Wenn Sie diese Verhaltensregeln und die übliche normale Hygiene ( Hände waschen, nicht übers Gesicht lecken lassen ) einhalten, werden Sie einen gesunden Hund und zufriedene Mitmenschen haben.

HD und ED :

Zu den geläufigsten Krankheiten des grossen Hundes , die nicht durch Infektionen , Parasiten oder  ähnliches hervorgerufen wird, zählt

die Hüftgelenksdysplasie ( HD ) . Da es sich hierbei um eine Erkrankung des Bewegungsapparates handelt , speziell der Hüfte , können die Auswirkungen auf das Tier sehr unterschiedlich sein.

Die meisten Rassehundezuchtvereine schreiben vor der Zuchtzulassung eine einmalige Röntgenuntersuchung ab einem Alter von 12 Monaten vor. Man geht davon aus, dass ab 12 Monaten das Wachstum weitgehend abgeschlossen ist und eine Untersuchung vorher nicht genau ist.

Im PSK wird die Röntgenaufnahme zur Begutachtung und Auswertung an einen bestellten Gutachter gesandt . Hier wird eine Einteilung nach Graden vorgenommen:

HD A 1-2 , bedeutet frei , zur Zucht zugelassen HD B 1-2, bedeutet , geringgradig, Übergangsform, zur Zucht zugelassen

HD C 1-2, bedeutet leichte Form, zur Zucht nicht zugelassen HD E , mittel , zur Zucht nicht zugelassen HD D, schwer, zur Zucht nicht zugelassen

Bei der Diagnose A - C gibt es in der Regel keine Einschränkungen für den Hund. Er darf normal bewegt werden, sogar sportlich gearbeitet werden und bei dem richtigen Körpergewicht und einem gut entwickeltem Muskelapparat kann er bis ins hohe Alter beschwerdefrei sein.

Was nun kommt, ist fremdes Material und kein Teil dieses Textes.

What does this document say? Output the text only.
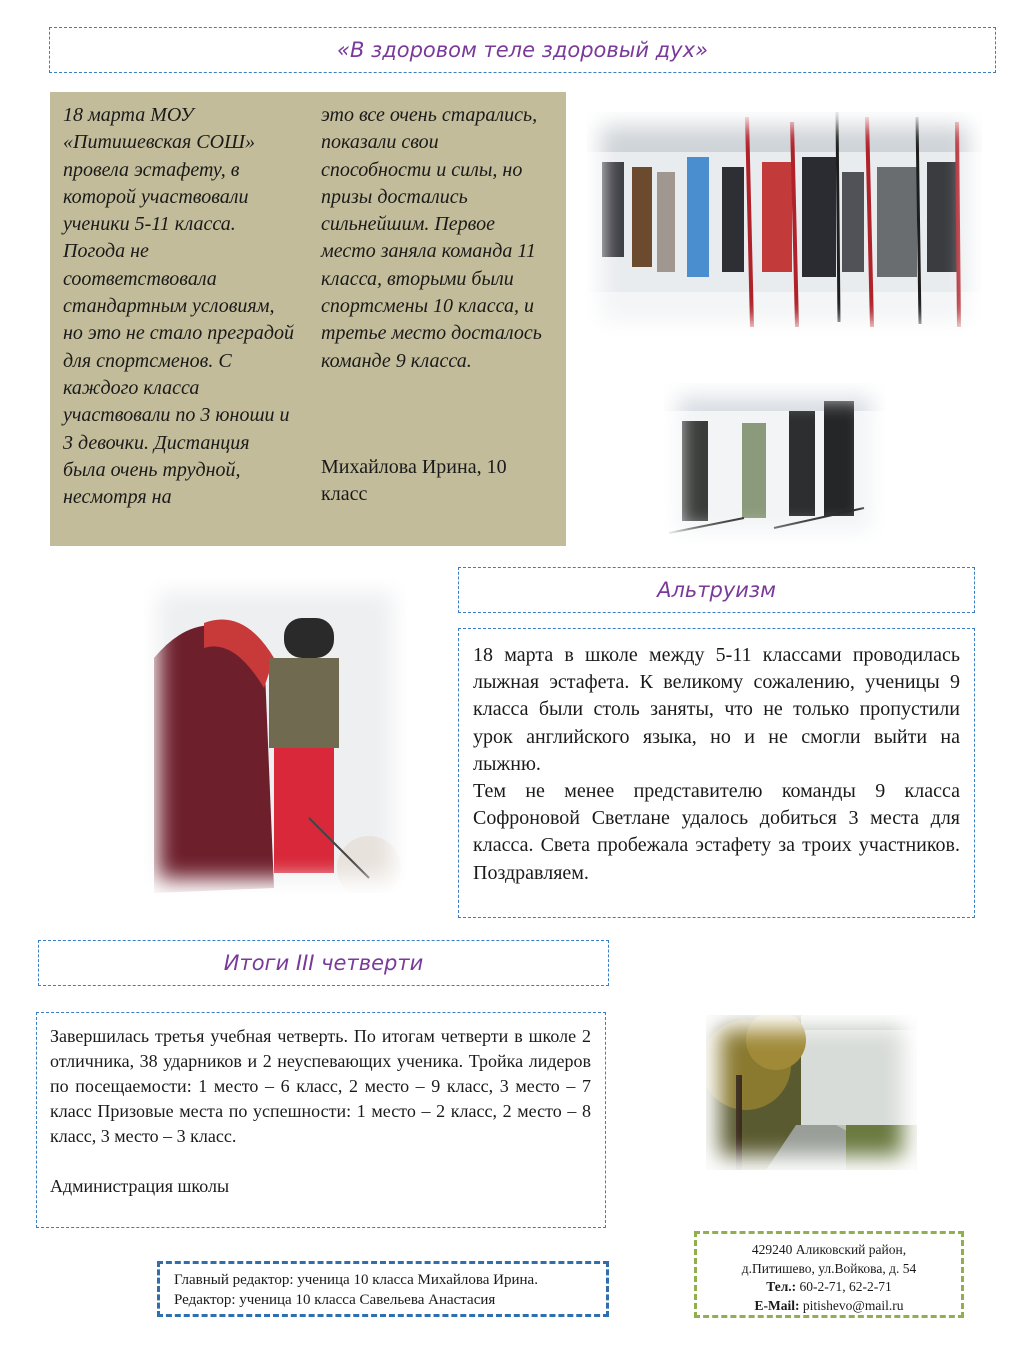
«В здоровом теле здоровый дух»
18 марта МОУ «Питишевская СОШ» провела эстафету, в которой участвовали ученики 5-11 класса. Погода не соответствовала стандартным условиям, но это не стало преградой для спортсменов. С каждого класса участвовали по 3 юноши и 3 девочки. Дистанция была очень трудной, несмотря на
это все очень старались, показали свои способности и силы, но призы достались сильнейшим. Первое место заняла команда 11 класса, вторыми были спортсмены 10 класса, и третье место досталось команде 9 класса.
Михайлова Ирина, 10 класс
Альтруизм

18 марта в школе между 5-11 классами проводилась лыжная эстафета. К великому сожалению, ученицы 9 класса были столь заняты, что не только пропустили урок английского языка, но и не смогли выйти на лыжню.

Тем не менее представителю команды 9 класса Софроновой Светлане удалось добиться 3 места для класса. Света пробежала эстафету за троих участников. Поздравляем.

Итоги III четверти

Завершилась третья учебная четверть. По итогам четверти в школе 2 отличника, 38 ударников и 2 неуспевающих ученика. Тройка лидеров по посещаемости: 1 место – 6 класс, 2 место – 9 класс, 3 место – 7 класс Призовые места по успешности: 1 место – 2 класс, 2 место – 8 класс, 3 место – 3 класс.

Администрация школы

Главный редактор: ученица 10 класса Михайлова Ирина.
Редактор: ученица 10 класса Савельева Анастасия
429240 Аликовский район,
д.Питишево, ул.Войкова, д. 54
Тел.: 60-2-71, 62-2-71
E-Mail: pitishevo@mail.ru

Bei der Diagnose E und D muss der Halter zusammen mit dem Tierarzt ein individuelles Konzept erstellen , damit der Hund eine gute Lebensqualität behält.

Man nimmt an, dass für die Entstehung der HD ein polygener Erbgang verantwortlich ist. Da aber kein Test für einen Gentest verfügbar ist, versucht man über die Selektion erkrankter Tiere die Verbreitung einzudämmen. Da auch andere Faktoren bei der Entstehung der HD einfliessen ( z.B. übermässige Belastung des Welpen oder Junghundes, zu energiereiche Ernährung oder zu große Mengen von Futter und Übergewicht ) wird von einer 35 % igen erblichen Komponente beider Elterntiere ausgegangen. Leider sieht man den Eltern nicht an, auch wenn sie selbst HD frei sind, welche Allele sie auf ihren Genen tragen.

Auch bei Wölfen, Schakalen und Wildhunden gibt es keine HD Freiheit der Gesamtpopulation.

Doch bei der HD und der ED sind dem Züchter  Grenzen gesetzt. Hier hilft nur ein Gentest und eine wissenschaftliche Unterstützung der Rassehundezuchtvereine durch die Forschung.

Bis dahin bleibt nur, die Hunde vor dem Zuchteinsatz zu röntgen und betroffene Tiere nicht zur Zucht zu zulassen.

Ellenbogendysplasie ( ED ) ist beim Riesenschnauzer eher selten und deshalb ist vom Klub keine Pflichtuntersuchung vor Zuchteinsatz vorgeschrieben. Wir röntgen jedoch trotzdem , um auch dieses Risiko zu minimieren.

Trotzdem kann es vorkommen, dass einzelne Hunde an HD oder ED erkranken. Wenn Sie dem Züchter die " Schuld " in die Schuhe schieben, dann tun Sie ihm unrecht. Kein gewissenhafter Züchter züchtet vorsätzlich kranke Hunde ! Auch bei gründlicher Auswahl der Elterntiere kann es trotzt Ahnenforschung passieren , dass Nachkommen erkranken.